The method of Straight, Dorrestein and colleagues employed an instrument called a "matrix-assisted laser desorption/ionization mass spectrometer." The device ionizes part of the sample with a laser beam while a crystalline matrix prevents the bio-molecules from being destroyed.

The plate upon which the bio sample sits is moved during the scan, from which hundreds to thousands of spectra are collected. The data is then processed as a grid and rendered as false-color by computer, then overlaid on a visual image of the sample.

Straight, Dorrestein and colleagues used two common bacteria that are cultured in the laboratory for their tests, Bacillus subtilis and Steptomyces coelicolor, both commonly found in soils. The bacteria were cultured together and their complex chemical interaction recorded using the mass spectrometer.

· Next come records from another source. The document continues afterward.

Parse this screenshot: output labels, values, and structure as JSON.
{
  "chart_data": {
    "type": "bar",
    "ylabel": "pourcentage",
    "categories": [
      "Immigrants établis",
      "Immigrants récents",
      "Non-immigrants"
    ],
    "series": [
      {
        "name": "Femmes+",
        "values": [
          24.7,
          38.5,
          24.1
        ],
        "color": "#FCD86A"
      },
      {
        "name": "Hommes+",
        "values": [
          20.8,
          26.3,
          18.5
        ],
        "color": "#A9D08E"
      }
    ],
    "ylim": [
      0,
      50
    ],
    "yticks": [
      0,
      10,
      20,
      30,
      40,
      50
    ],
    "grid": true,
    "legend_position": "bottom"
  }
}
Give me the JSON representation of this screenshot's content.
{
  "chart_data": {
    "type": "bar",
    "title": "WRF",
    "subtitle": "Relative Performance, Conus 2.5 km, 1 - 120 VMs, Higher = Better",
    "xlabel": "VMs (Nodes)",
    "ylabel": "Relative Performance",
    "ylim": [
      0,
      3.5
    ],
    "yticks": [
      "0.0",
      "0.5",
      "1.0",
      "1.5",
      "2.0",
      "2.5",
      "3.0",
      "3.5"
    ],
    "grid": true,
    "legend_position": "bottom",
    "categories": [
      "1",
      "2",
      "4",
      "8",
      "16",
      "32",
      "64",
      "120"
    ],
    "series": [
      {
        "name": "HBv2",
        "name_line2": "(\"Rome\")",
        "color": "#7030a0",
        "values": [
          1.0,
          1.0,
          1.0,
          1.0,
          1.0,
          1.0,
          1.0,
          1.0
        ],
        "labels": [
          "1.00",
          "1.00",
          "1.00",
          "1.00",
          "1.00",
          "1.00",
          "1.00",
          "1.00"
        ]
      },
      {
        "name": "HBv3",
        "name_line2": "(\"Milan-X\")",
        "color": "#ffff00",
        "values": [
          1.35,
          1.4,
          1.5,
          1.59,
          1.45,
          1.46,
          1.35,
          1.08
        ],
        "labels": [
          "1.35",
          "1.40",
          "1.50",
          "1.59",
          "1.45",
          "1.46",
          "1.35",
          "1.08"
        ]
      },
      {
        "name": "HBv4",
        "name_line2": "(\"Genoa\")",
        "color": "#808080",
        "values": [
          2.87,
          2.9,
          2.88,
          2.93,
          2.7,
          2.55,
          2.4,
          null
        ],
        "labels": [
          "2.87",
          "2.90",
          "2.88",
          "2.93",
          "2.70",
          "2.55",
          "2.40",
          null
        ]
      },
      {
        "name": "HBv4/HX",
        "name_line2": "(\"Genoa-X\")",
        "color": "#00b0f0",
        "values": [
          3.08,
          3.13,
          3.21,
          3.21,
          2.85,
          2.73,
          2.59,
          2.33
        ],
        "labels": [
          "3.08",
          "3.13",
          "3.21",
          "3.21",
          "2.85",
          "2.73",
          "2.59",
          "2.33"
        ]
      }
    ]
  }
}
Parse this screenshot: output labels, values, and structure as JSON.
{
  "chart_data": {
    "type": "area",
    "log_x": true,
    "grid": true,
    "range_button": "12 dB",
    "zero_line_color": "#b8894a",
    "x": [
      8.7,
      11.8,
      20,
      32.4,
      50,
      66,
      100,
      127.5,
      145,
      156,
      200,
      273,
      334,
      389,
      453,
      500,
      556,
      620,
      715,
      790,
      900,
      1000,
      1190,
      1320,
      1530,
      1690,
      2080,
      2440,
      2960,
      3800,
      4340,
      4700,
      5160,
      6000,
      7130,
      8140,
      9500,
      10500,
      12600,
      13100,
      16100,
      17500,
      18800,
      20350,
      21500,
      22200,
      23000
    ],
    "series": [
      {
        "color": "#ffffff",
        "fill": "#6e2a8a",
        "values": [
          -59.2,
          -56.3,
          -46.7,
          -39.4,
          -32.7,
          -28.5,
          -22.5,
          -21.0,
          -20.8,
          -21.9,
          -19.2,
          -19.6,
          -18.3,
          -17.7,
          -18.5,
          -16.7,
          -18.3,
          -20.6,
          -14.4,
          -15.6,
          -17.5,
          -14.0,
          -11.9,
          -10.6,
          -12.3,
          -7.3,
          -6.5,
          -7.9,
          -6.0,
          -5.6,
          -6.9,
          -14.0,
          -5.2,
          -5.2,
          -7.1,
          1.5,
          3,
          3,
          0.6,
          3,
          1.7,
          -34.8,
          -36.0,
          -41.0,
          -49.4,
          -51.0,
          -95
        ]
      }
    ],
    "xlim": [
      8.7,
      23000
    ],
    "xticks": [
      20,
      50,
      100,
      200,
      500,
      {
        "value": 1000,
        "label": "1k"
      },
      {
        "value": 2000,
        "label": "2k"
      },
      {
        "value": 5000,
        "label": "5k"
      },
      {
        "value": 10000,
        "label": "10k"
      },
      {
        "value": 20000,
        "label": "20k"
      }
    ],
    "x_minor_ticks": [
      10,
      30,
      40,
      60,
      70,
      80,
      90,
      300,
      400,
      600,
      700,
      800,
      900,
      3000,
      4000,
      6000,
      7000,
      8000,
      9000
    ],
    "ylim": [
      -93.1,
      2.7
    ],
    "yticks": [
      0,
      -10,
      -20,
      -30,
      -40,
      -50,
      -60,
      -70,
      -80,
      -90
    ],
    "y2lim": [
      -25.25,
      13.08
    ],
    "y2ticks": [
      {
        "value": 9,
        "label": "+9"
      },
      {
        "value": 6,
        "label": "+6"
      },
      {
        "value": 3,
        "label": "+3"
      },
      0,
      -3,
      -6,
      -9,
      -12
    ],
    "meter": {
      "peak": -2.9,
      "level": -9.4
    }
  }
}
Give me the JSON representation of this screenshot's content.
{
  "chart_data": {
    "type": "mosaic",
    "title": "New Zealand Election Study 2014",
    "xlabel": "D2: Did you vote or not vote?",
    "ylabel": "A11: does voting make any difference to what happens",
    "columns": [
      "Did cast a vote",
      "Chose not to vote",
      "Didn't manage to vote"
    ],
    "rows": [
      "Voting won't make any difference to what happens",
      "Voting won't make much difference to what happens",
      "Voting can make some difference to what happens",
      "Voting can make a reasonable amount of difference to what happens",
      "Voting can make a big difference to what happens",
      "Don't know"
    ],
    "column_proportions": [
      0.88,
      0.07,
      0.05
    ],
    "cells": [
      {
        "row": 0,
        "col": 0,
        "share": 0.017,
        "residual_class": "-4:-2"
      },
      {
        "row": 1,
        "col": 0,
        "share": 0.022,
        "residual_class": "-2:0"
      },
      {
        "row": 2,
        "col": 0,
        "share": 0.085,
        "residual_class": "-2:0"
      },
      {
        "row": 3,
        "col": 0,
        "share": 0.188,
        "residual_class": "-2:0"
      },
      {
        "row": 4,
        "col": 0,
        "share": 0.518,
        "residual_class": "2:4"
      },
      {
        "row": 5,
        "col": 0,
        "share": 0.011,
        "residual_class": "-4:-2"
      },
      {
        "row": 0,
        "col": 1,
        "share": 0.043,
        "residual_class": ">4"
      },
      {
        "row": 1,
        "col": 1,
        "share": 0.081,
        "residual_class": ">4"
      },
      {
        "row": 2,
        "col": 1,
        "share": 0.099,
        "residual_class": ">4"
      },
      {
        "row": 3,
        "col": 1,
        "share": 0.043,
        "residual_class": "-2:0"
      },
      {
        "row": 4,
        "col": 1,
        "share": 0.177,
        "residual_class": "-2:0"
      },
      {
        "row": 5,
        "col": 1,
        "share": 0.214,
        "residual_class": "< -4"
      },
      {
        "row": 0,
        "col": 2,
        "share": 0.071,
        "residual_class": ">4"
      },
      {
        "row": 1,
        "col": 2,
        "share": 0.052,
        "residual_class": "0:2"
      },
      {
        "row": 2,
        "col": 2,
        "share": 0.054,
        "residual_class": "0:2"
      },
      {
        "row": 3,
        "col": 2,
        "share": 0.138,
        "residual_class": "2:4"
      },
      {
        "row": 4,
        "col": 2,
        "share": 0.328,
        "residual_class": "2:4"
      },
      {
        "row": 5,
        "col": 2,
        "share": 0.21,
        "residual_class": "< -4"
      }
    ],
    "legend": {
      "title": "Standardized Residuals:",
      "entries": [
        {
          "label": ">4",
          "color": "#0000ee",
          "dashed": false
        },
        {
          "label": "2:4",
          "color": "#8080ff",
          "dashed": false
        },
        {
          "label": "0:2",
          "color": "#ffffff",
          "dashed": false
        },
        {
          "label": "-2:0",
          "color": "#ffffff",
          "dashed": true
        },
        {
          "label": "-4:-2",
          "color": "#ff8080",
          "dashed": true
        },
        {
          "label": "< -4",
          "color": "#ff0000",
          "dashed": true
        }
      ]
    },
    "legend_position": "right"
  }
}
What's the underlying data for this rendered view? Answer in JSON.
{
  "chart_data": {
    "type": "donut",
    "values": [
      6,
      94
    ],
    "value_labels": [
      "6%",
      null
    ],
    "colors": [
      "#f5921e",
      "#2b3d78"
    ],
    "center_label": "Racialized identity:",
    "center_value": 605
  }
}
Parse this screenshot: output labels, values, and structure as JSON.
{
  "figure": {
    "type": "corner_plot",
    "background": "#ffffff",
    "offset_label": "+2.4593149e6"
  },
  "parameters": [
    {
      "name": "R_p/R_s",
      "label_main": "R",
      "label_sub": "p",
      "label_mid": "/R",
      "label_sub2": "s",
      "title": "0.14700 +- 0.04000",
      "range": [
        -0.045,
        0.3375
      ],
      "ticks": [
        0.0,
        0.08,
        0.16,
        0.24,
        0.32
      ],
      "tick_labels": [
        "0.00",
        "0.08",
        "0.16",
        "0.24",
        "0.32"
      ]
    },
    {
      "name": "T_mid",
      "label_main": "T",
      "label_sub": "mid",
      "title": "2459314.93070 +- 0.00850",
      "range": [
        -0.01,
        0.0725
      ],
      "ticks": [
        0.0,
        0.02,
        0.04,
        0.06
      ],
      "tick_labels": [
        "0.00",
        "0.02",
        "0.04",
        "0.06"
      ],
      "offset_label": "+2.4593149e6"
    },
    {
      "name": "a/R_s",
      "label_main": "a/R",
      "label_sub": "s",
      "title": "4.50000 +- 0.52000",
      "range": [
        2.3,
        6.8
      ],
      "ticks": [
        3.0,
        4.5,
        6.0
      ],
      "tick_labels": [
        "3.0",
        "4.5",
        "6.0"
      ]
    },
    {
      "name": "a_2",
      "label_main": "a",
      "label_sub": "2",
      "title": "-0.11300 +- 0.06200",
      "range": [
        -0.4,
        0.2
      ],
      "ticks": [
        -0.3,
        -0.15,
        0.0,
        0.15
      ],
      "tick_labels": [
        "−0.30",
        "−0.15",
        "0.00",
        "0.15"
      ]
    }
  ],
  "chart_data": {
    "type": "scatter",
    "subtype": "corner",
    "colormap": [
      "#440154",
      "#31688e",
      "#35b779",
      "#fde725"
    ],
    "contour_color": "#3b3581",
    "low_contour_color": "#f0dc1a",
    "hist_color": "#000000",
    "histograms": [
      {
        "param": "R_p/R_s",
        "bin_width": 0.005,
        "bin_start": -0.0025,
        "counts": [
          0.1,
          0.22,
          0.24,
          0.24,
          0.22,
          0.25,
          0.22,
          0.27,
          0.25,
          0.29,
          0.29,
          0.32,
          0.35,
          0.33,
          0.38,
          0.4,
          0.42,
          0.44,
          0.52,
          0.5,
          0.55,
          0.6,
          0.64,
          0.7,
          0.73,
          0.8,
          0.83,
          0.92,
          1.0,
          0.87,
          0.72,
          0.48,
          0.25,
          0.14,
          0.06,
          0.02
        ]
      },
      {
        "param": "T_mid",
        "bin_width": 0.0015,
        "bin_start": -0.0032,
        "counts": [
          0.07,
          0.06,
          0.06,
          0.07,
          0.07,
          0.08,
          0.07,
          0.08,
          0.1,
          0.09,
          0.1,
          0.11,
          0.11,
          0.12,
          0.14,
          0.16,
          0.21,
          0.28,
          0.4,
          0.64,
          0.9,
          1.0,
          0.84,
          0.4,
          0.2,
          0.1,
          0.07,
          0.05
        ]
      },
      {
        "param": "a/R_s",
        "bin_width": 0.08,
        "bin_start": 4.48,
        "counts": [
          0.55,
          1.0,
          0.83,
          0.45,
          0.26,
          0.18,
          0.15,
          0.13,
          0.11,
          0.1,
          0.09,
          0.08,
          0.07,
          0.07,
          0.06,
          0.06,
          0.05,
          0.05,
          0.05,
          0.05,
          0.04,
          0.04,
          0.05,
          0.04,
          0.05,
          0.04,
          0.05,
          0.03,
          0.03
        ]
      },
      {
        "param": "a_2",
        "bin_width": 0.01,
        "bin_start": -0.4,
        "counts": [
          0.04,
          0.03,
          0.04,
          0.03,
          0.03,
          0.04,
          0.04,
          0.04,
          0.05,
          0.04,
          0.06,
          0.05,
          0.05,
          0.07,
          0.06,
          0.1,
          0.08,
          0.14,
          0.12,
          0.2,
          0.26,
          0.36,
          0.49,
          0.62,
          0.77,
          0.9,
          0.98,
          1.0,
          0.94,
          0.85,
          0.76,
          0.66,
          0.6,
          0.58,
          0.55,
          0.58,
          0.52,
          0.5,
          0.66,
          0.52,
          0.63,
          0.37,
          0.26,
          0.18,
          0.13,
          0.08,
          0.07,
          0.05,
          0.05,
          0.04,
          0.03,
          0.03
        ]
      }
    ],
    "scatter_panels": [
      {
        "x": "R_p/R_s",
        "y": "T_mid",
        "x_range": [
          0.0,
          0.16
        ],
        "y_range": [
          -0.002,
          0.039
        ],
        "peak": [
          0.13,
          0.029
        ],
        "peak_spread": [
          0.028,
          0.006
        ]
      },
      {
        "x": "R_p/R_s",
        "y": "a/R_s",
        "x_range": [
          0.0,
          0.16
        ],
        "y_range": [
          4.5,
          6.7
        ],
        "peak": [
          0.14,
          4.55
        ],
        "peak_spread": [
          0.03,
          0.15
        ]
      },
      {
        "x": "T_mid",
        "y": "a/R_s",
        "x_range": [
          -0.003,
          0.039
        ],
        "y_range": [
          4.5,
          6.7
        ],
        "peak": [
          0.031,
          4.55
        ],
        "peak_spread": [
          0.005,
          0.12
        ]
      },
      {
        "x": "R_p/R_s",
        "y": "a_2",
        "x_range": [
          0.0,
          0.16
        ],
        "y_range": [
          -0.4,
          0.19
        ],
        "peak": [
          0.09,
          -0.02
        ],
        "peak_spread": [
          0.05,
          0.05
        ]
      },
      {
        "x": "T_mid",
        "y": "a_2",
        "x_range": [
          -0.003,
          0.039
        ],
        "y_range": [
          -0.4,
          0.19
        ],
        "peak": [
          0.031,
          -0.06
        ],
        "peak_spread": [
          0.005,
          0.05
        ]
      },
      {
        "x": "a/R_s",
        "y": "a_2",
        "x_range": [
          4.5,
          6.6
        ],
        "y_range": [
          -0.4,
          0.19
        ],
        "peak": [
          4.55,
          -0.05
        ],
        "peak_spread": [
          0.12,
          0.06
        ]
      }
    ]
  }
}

In competition for resources, the bacteria produced small molecules that alter antibiotic production from patterns present when cultured separately, Straight said. For example, they found that production of an antibiotic that targets Gram-positive organisms (Streptococcus and Staphylococcus are examples of Gram-positive organsims) was inhibited in one bacteria by the other.

The data reveal the chemical complexity of interspecies encounters. Using genetic sequencing, the researchers found that bacteria may dedicate up to 20 percent of their DNA to the bio-synthesis of small molecules in their communications and chemical battles with other microorganisms.